以上説明したように、本発明の音声スペクトル変化率の
平滑化方法は、単に相異なる二時点間のスペクトル変化
を求めるのではなく、一定の時間、窓の中におけるスペ
クトルの差を荷重平均することによって、スペクトル変
化量を求める方法であるから、スペクトル変化における
時間的ゆらぎを除去して平滑化できるばかりでなく、近
隣した時点間のスペクトル差ほど大きな重み付けを行っ
て、音韻境界におけるスペクトルの変化を明確にするこ
とができる利点がある。As explained above, the method for smoothing the rate of change in the audio spectrum of the present invention does not simply obtain the change in the spectrum between two different points in time, but rather calculates the weighted average of the difference in the spectrum within a window over a certain period of time. Since this is a method for calculating the amount of spectral change, it is possible not only to remove temporal fluctuations in spectral change and smooth it, but also to weight the spectral difference between adjacent points of time to a greater extent, so that the spectral change at the phonetic boundary can be calculated. It has the advantage of being clear.

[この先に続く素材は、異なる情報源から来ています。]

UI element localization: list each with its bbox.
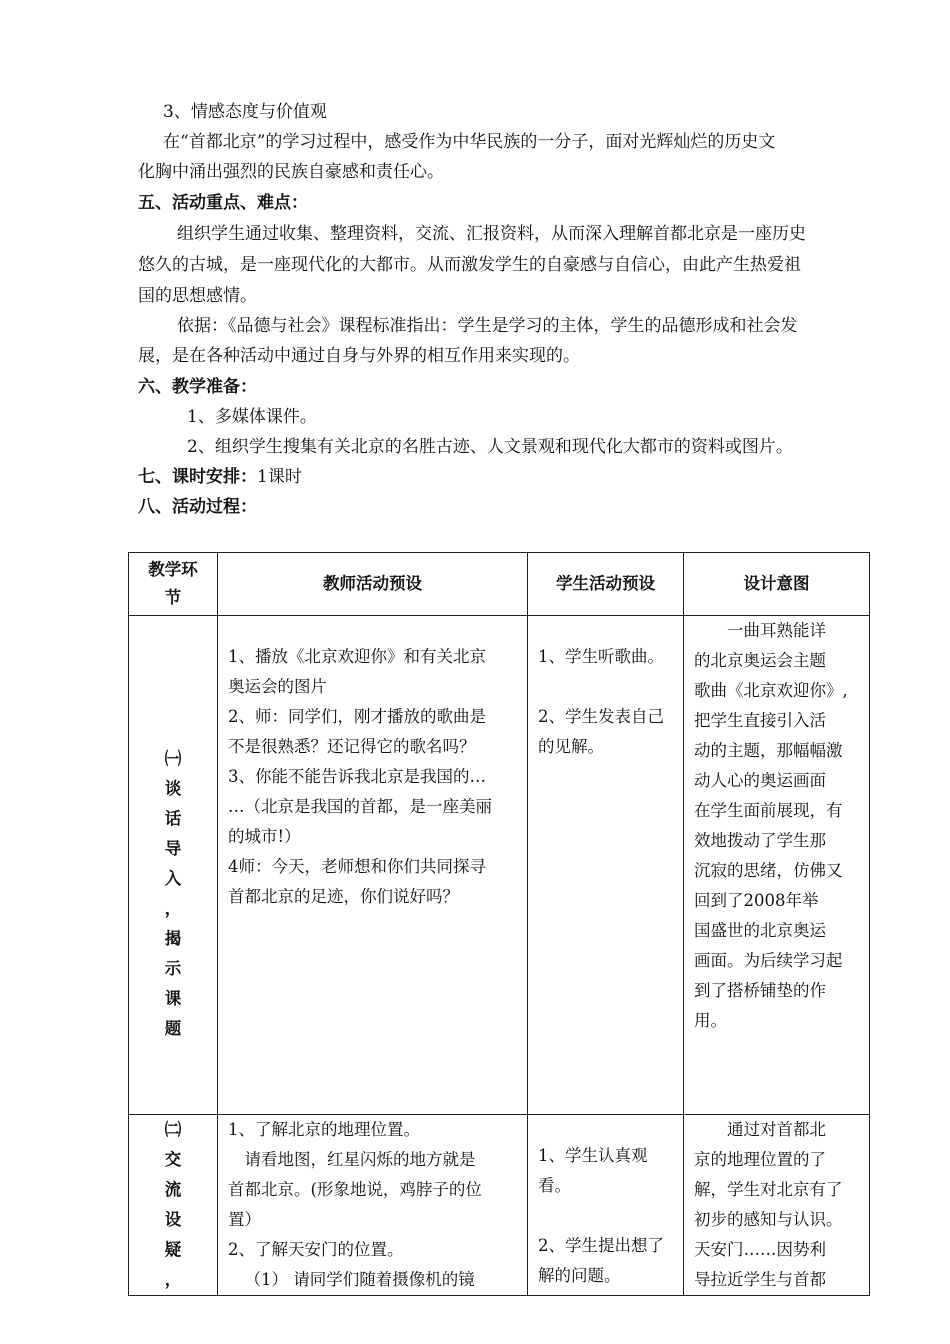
lesson-plan-table bbox=[128, 552, 870, 1296]
schedule-label: 七、课时安排： bbox=[138, 467, 257, 487]
section-heading-schedule bbox=[138, 462, 302, 492]
stage-cell: ㈠ 谈 话 导 入 ， 揭 示 课 题 bbox=[129, 616, 218, 1115]
paragraph-line: 展，是在各种活动中通过自身与外界的相互作用来实现的。 bbox=[138, 346, 580, 366]
list-item: 2、组织学生搜集有关北京的名胜古迹、人文景观和现代化大都市的资料或图片。 bbox=[187, 437, 793, 457]
paragraph-line: 组织学生通过收集、整理资料，交流、汇报资料，从而深入理解首都北京是一座历史 bbox=[177, 224, 806, 244]
header-design-intent: 设计意图 bbox=[684, 553, 870, 616]
schedule-value: 1课时 bbox=[257, 467, 302, 487]
paragraph-line: 在“首都北京”的学习过程中，感受作为中华民族的一分子，面对光辉灿烂的历史文 bbox=[163, 132, 776, 152]
paragraph-line: 依据：《品德与社会》课程标准指出：学生是学习的主体，学生的品德形成和社会发 bbox=[177, 316, 798, 336]
header-stage: 教学环 节 bbox=[129, 553, 218, 616]
design-intent-cell: 一曲耳熟能详 的北京奥运会主题 歌曲《北京欢迎你》, 把学生直接引入活 动的主题，那幅幅激 动人心的奥运画面 在学生面前展现，有 效地拨动了学生那 沉寂的思绪，仿佛又 回到了2008年举 国盛世的北京奥运 画面。为后续学习起 到了搭桥铺垫的作 用。 bbox=[684, 616, 870, 1115]
section-heading-preparation: 六、教学准备： bbox=[138, 377, 257, 397]
paragraph-line: 国的思想感情。 bbox=[138, 286, 257, 306]
table-row bbox=[129, 616, 870, 1115]
student-activity-cell: 1、学生听歌曲。 2、学生发表自己 的见解。 bbox=[528, 616, 684, 1115]
section-heading-process: 八、活动过程： bbox=[138, 497, 257, 517]
list-item: 1、多媒体课件。 bbox=[187, 407, 317, 427]
teacher-activity-cell: 1、播放《北京欢迎你》和有关北京 奥运会的图片 2、师：同学们，刚才播放的歌曲是 不是很熟悉？还记得它的歌名吗？ 3、你能不能告诉我北京是我国的… …（北京是我国的首都，是一座美丽 的城市!） 4师：今天，老师想和你们共同探寻 首都北京的足迹，你们说好吗？ bbox=[218, 616, 528, 1115]
table-row bbox=[129, 1115, 870, 1296]
teacher-activity-cell: 1、了解北京的地理位置。 请看地图，红星闪烁的地方就是 首都北京。(形象地说，鸡脖子的位 置） 2、了解天安门的位置。 （1） 请同学们随着摄像机的镜 bbox=[218, 1115, 528, 1296]
student-activity-cell: 1、学生认真观 看。 2、学生提出想了 解的问题。 bbox=[528, 1115, 684, 1296]
design-intent-cell: 通过对首都北 京的地理位置的了 解，学生对北京有了 初步的感知与认识。 天安门……因势利 导拉近学生与首都 bbox=[684, 1115, 870, 1296]
section-heading-focus: 五、活动重点、难点： bbox=[138, 193, 308, 213]
stage-cell: ㈡ 交 流 设 疑 ， bbox=[129, 1115, 218, 1296]
table-header-row bbox=[129, 553, 870, 616]
header-student-activity: 学生活动预设 bbox=[528, 553, 684, 616]
header-teacher-activity: 教师活动预设 bbox=[218, 553, 528, 616]
paragraph-line: 化胸中涌出强烈的民族自豪感和责任心。 bbox=[138, 162, 444, 182]
paragraph-line: 悠久的古城，是一座现代化的大都市。从而激发学生的自豪感与自信心，由此产生热爱祖 bbox=[138, 255, 801, 275]
section-subheading-attitude: 3、情感态度与价值观 bbox=[163, 102, 327, 122]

[Brief explanation of the drawing]

第１図は本発明の音声スペクトル変化率の平滑化方法の
一実施例図、第２図は”青い飛行船″と発声した音声に
ついて、上段にパワー、中段に平滑化処理前のスペクト
ル変化率、下段に処理後のスペクトル変化率を示す図で
ある。１・・・・・・入力端子、２・・・・・・音声信号前処
理部、３・・・・・・スペクトル包絡算出部、４・・・
・・・バツファメモ・り、５・・・・・・Ｍｅｎ変換回
路、６・・・・・・スペクトル包絡差算出回路、７・・
・・・・係数器、８・・・・・・積分器、９・・・・・
・出力端子。FIG. 1 is an example of the method for smoothing the rate of change in the audio spectrum of the present invention. FIG. 2 shows the power in the upper row and the rate of spectral change before smoothing in the middle row for the voice uttered "Blue Airship." The lower part is a diagram showing the spectral change rate after processing. DESCRIPTION OF SYMBOLS 1...Input terminal, 2...Audio signal preprocessing section, 3...Spectral envelope calculation section, 4...
... buffer memory, 5 ... Men conversion circuit, 6 ... spectrum envelope difference calculation circuit, 7 ...
... Coefficient unit, 8 ... Integrator, 9 ...
・Output terminal.

Claims

[Claims]

1. In a method for calculating the rate of spectral change using various parameters that characterize the speech spectrum, a window is provided that includes the frequency for which the rate of spectral change is to be determined, and the weighted average of the spectral differences within this window is taken to calculate the rate of spectral change. A method for smoothing a rate of change in an audio spectrum, characterized by performing smoothing.